De behandelingen in de gesloten settingen zijn afgerond en de noodzaak van een gesloten plaatsing ontbreekt inmiddels. Motivatie en vertrouwen in een daadwerkelijk perspectief ontbreken nu bij [minderjarige] en zijn wegloopgedrag hangt nauw samen met dit gebrek aan vertrouwen. Het is zijn wens om op dit moment, althans op korte termijn, een vervolgstap te maken naar een open plaatsing.
3.8.1.
Ter zitting heeft de advocaat van [minderjarige] gezegd dat [minderjarige] op 26 maart 2019 is weggelopen van zijn groep en dat zij daarna geen contact meer met hem heeft gehad.
3.9.
De GI voert ter zitting - kort samengevat - aan dat [minderjarige] al gedurende een relatief lange periode in een gesloten setting heeft verbleven. Hoewel hij daar stappen heeft gemaakt en zich aan de afspraken houdt, is hij van daaruit ook meerdere keren weggelopen. De GI acht het van groot belang dat er voor [minderjarige] een geschikte plek in een open setting wordt gevonden waar hij tot aan zijn meerderjarigheid kan blijven. Bij de kinderrechter ligt inmiddels een verzoek tot het verstrekken van een gewone machtiging tot plaatsing, dat wordt behandeld ter zitting van 18 april 2019. Het gaat dus nadrukkelijk om een open plaatsing en verlenging van de gesloten machtiging is niet verzocht.
3.10.
Het hof overweegt het volgende.
3.10.1.
Ingevolge artikel 6.1.1 lid 2 Jeugdwet (Jw) is de minderjarige in zaken betrekking hebbende op jeugdhulp als bedoeld in artikel 6.1.2 Jw bekwaam om in rechte op te treden.

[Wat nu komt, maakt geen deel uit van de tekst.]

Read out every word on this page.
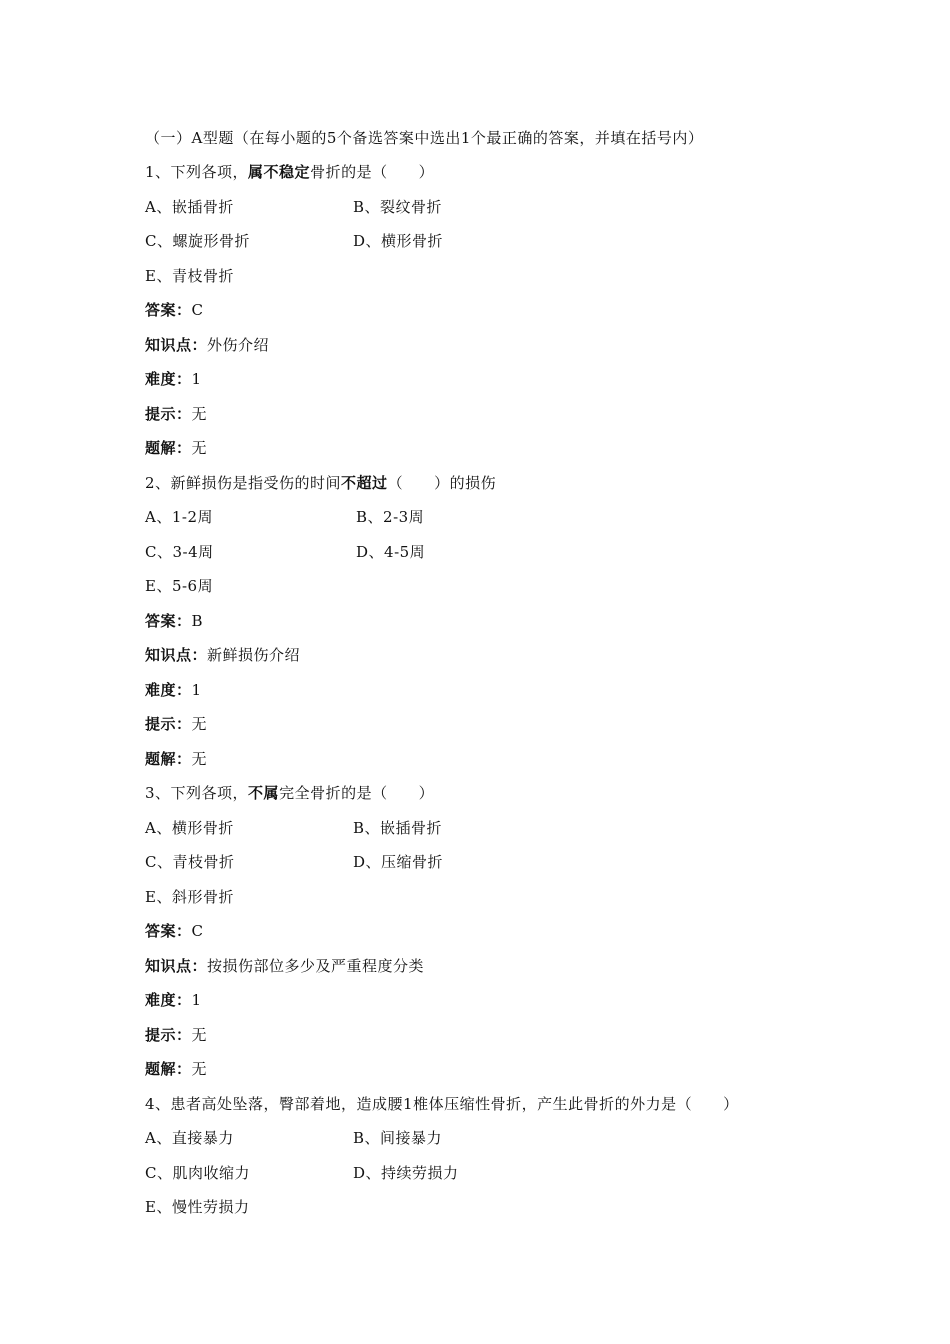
（一）A型题（在每小题的5个备选答案中选出1个最正确的答案，并填在括号内）
1、下列各项，属不稳定骨折的是（　　）
A、嵌插骨折	B、裂纹骨折
C、螺旋形骨折	D、横形骨折
E、青枝骨折
答案：C
知识点：外伤介绍
难度：1
提示：无
题解：无
2、新鲜损伤是指受伤的时间不超过（　　）的损伤
A、1-2周	B、2-3周
C、3-4周	D、4-5周
E、5-6周
答案：B
知识点：新鲜损伤介绍
难度：1
提示：无
题解：无
3、下列各项，不属完全骨折的是（　　）
A、横形骨折	B、嵌插骨折
C、青枝骨折	D、压缩骨折
E、斜形骨折
答案：C
知识点：按损伤部位多少及严重程度分类
难度：1
提示：无
题解：无
4、患者高处坠落，臀部着地，造成腰1椎体压缩性骨折，产生此骨折的外力是（　　）
A、直接暴力	B、间接暴力
C、肌肉收缩力	D、持续劳损力
E、慢性劳损力
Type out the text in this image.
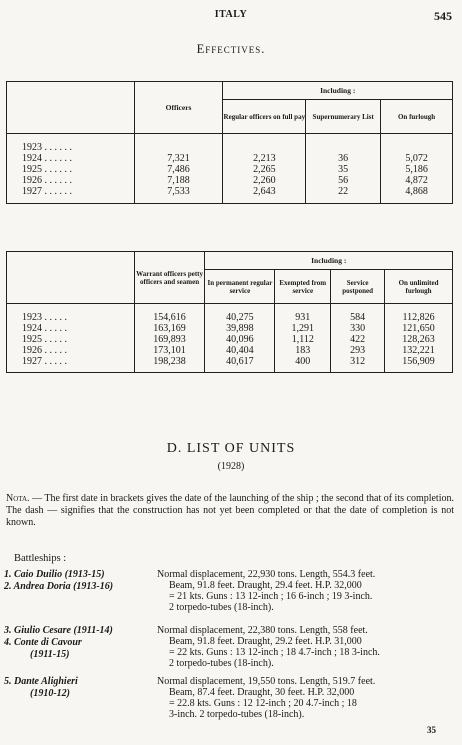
ITALY	545
Effectives.
	Officers	Including :		
		Regular officers on full pay	Supernumerary List	On furlough
1923 . . . . . .				
1924 . . . . . .	7,321	2,213	36	5,072
1925 . . . . . .	7,486	2,265	35	5,186
1926 . . . . . .	7,188	2,260	56	4,872
1927 . . . . . .	7,533	2,643	22	4,868
	Warrant officers petty officers and seamen	Including :			
		In permanent regular service	Exempted from service	Service postponed	On unlimited furlough
1923 . . . . .	154,616	40,275	931	584	112,826
1924 . . . . .	163,169	39,898	1,291	330	121,650
1925 . . . . .	169,893	40,096	1,112	422	128,263
1926 . . . . .	173,101	40,404	183	293	132,221
1927 . . . . .	198,238	40,617	400	312	156,909
D. LIST OF UNITS
(1928)
Nota. — The first date in brackets gives the date of the launching of the ship ; the second that of its completion. The dash — signifies that the construction has not yet been completed or that the date of completion is not known.
Battleships :
1. Caio Duilio (1913-15)
2. Andrea Doria (1913-16)
Normal displacement, 22,930 tons. Length, 554.3 feet.
Beam, 91.8 feet. Draught, 29.4 feet. H.P. 32,000
= 21 kts. Guns : 13 12-inch ; 16 6-inch ; 19 3-inch.
2 torpedo-tubes (18-inch).
3. Giulio Cesare (1911-14)
4. Conte di Cavour
(1911-15)
Normal displacement, 22,380 tons. Length, 558 feet.
Beam, 91.8 feet. Draught, 29.2 feet. H.P. 31,000
= 22 kts. Guns : 13 12-inch ; 18 4.7-inch ; 18 3-inch.
2 torpedo-tubes (18-inch).
5. Dante Alighieri
(1910-12)
Normal displacement, 19,550 tons. Length, 519.7 feet.
Beam, 87.4 feet. Draught, 30 feet. H.P. 32,000
= 22.8 kts. Guns : 12 12-inch ; 20 4.7-inch ; 18
3-inch. 2 torpedo-tubes (18-inch).
35
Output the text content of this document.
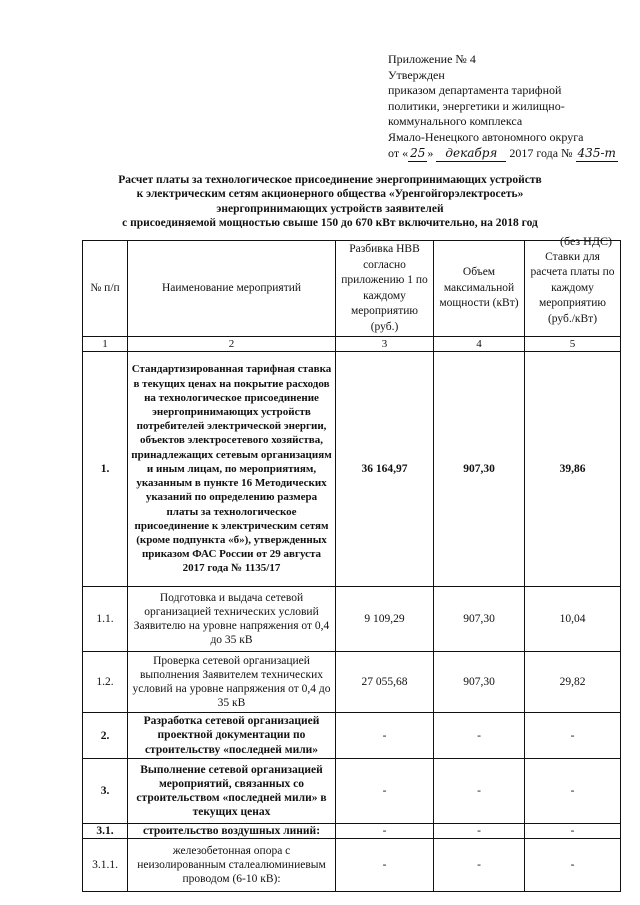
Приложение № 4
Утвержден
приказом департамента тарифной
политики, энергетики и жилищно-
коммунального комплекса
Ямало-Ненецкого автономного округа
от « 25 » декабря 2017 года № 435-т
Расчет платы за технологическое присоединение энергопринимающих устройств
к электрическим сетям акционерного общества «Уренгойгорэлектросеть»
энергопринимающих устройств заявителей
с присоединяемой мощностью свыше 150 до 670 кВт включительно, на 2018 год
(без НДС)
№ п/п	Наименование мероприятий	Разбивка НВВ согласно приложению 1 по каждому мероприятию (руб.)	Объем максимальной мощности (кВт)	Ставки для расчета платы по каждому мероприятию (руб./кВт)
1	2	3	4	5
1.	Стандартизированная тарифная ставка в текущих ценах на покрытие расходов на технологическое присоединение энергопринимающих устройств потребителей электрической энергии, объектов электросетевого хозяйства, принадлежащих сетевым организациям и иным лицам, по мероприятиям, указанным в пункте 16 Методических указаний по определению размера платы за технологическое присоединение к электрическим сетям (кроме подпункта «б»), утвержденных приказом ФАС России от 29 августа 2017 года № 1135/17	36 164,97	907,30	39,86
1.1.	Подготовка и выдача сетевой организацией технических условий Заявителю на уровне напряжения от 0,4 до 35 кВ	9 109,29	907,30	10,04
1.2.	Проверка сетевой организацией выполнения Заявителем технических условий на уровне напряжения от 0,4 до 35 кВ	27 055,68	907,30	29,82
2.	Разработка сетевой организацией проектной документации по строительству «последней мили»	-	-	-
3.	Выполнение сетевой организацией мероприятий, связанных со строительством «последней мили» в текущих ценах	-	-	-
3.1.	строительство воздушных линий:	-	-	-
3.1.1.	железобетонная опора с неизолированным сталеалюминиевым проводом (6-10 кВ):	-	-	-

Op die grond komt aan [minderjarige] een zelfstandig recht van hoger beroep toe.
3.10.2.
Op grond van het bepaalde in artikel 6.1.2 lid 1 Jw kan de rechter op verzoek een machtiging verlenen om een jeugdige in een gesloten accommodatie te doen opnemen en te doen verblijven.
Gelet op artikel 6.1.2 lid 2 Jw staat ter beoordeling of:
  • er bij [minderjarige] sprake is van ernstige opgroei- of opvoedingsproblemen die de ontwikkeling naar volwassenheid ernstig belemmeren, en;
  • de opneming en het verblijf noodzakelijk zijn om te voorkomen dat [minderjarige] zich aan deze jeugdhulp onttrekt of daaraan door anderen wordt onttrokken.
3.10.3.
Een machtiging kan op grond van artikel 6.1.2 lid 3 bovendien slechts worden verleend indien (a) de jeugdige onder toezicht is gesteld, (b) de voogdij over de jeugdige bij een gecertificeerde instelling berust of (c) degene die, anders dan bedoeld onder b, de wettelijke vertegenwoordiger is, met de opneming en het verblijf instemt.
3.10.4.
Ingevolge artikel 6.1.2 lid 5 Jw kan een machtiging voorts slechts worden verleend indien het college van burgemeester en wethouders van de gemeente waar de jeugdige zijn woonplaats heeft, of de gecertificeerde instelling die de ondertoezichtstelling uitvoert of de voogdij uitoefent, heeft bepaald dat een voorziening op het gebied van jeugdhulp en verblijf niet zijnde verblijf bij een pleegouder nodig is.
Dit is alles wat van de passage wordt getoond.